I have an IKImageView, and I'm putting CGImages (That I make out of NSImages) onto it. However, a normal 200DPI 8.5/11 page takes like 3 seconds to come up, appearing in rectangles about 2inches (screen) on a side at a time. This is really annoying. Is there a way around this?
Alternatively, is there a way to double buffer the view? To have 2 IKImageViews and draw into one, and then display it?

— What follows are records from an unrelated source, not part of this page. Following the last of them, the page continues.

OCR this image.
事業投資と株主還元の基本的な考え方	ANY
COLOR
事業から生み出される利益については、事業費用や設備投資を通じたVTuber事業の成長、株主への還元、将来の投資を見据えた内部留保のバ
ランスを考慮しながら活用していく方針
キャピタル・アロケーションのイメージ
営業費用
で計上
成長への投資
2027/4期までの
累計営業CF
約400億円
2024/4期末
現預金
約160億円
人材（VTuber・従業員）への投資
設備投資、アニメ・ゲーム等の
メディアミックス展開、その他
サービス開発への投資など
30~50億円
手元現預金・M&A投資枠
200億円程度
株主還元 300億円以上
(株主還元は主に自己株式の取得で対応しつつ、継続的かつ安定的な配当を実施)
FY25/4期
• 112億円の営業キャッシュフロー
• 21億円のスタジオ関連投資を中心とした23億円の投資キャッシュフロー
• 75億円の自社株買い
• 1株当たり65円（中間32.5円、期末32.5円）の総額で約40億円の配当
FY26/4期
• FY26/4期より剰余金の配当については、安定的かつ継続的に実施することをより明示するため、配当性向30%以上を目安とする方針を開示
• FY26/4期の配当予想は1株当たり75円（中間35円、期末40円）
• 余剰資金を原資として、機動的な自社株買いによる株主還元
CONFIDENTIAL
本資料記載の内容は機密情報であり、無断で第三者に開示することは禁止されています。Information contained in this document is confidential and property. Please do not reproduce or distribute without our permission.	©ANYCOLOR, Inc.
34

ETA: doubling my scrollviews (with ikimageviews inside) and then drawing into them, and then unhiding them, doesn't seem to help... or, maybe it helps a little, but not much
I did a little poking around with instruments, and found that a lot of work seems to be being done in memcopy:
22 commpage [libSystem.B.dylib] 78.0 __memcpy
21 ImageIO 37.0 CGImageReadGetBytesAtOffset
20 ImageIO 37.0 CGImageReadSessionGetBytes
19 ImageIO 37.0 myTIFFReadProc
18 libTIFF.dylib 37.0 TIFFReadRawStrip1
17 libTIFF.dylib 37.0 TIFFFillStrip
16 libTIFF.dylib 37.0 _cg_TIFFReadEncodedStrip
15 ImageIO 37.0 copyImageBlockSetTIFF
14 ImageIO 37.0 ImageProviderCopyImageBlockSetCallback
13 CoreGraphics 37.0 CGImageProviderCopyImageBlockSet
12 CoreGraphics 37.0 img_blocks_create
11 CoreGraphics 37.0 img_blocks_extent
10 CoreGraphics 37.0 img_interpolate_extent
9 CoreGraphics 37.0 img_data_lock
8 CoreGraphics 37.0 CGSImageDataLock
7 libRIP.A.dylib 37.0 ripc_AcquireImage
6 libRIP.A.dylib 37.0 ripc_DrawImage
5 CoreGraphics 37.0 CGContextDrawImage
4 ImageKit 37.0 -[IKImageLayer drawInContext:]
3 QuartzCore 37.0 tiled_layer_render(_CAImageProvider*, unsigned int, unsigned int, unsigned int, unsigned int, void*)
2 QuartzCore 37.0 CAImageProviderThread(void*)
1 libSystem.B.dylib 37.0 _pthread_wqthread
0 libSystem.B.dylib 37.0 start_wqthread
I'm not sure what that tells me though...
EDIT: For the record, the problem is NOT data size. I have an old version of the program, that uses deprecated quickdraw method calls. When I zoom the image up to 300%, so that one screen pixel = one image pixel, so it needs to be using the whole image, it STILL zips right along page after page.
I'm being ridiculed by the guy who wrote this originally, because his version moves faster on his ancient 10.3 G5 than it does on my up-to-date Intel box. faster by at least a factor of 10.